The second case was a 36-year-old woman who presented with primary infertility and dysmenorrhea. Gynecological examination and ultrasound scanning were done for both patients. Subsequently, laparoscopic excision of the ACUM was performed on both patients. Histopathological examination confirmed the diagnosis.

Postoperatively, both patients did well, with no further dysmenorrhea. The second patient conceived spontaneously at the first attempt and at the time of writing was 33 weeks pregnant without any maternal or fetal problems.

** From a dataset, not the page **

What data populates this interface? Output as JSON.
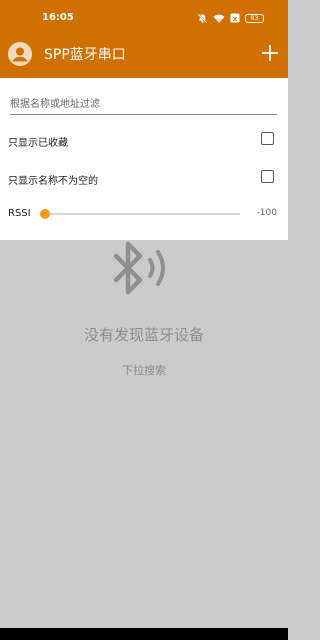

In summary, the diagnosis of ACUM is often confused with non-communicating rudimentary uterine horn, true cavitated adenomyosis and degenerating fibroids. It is important to understand and distinguish ACUM. A thorough history, detailed gynecological examination and correct radiological modalities are critical to a proper diagnosis so that the correct surgery can be performed, especially when fertility is desired.

Learning points:

Accessory cavitated uterine mass is rare congenital Mullerian anomaly.

It happens among young, nulliparous women presenting with dysmenorrhea and infertility.

It is a diagnostic challenge and often confused with other differential diagnosis.

A thorough history, detailed and proper examination and imaging are mandatory.

Laparoscopic excision is crucial to relieve symptoms and improve reproduction.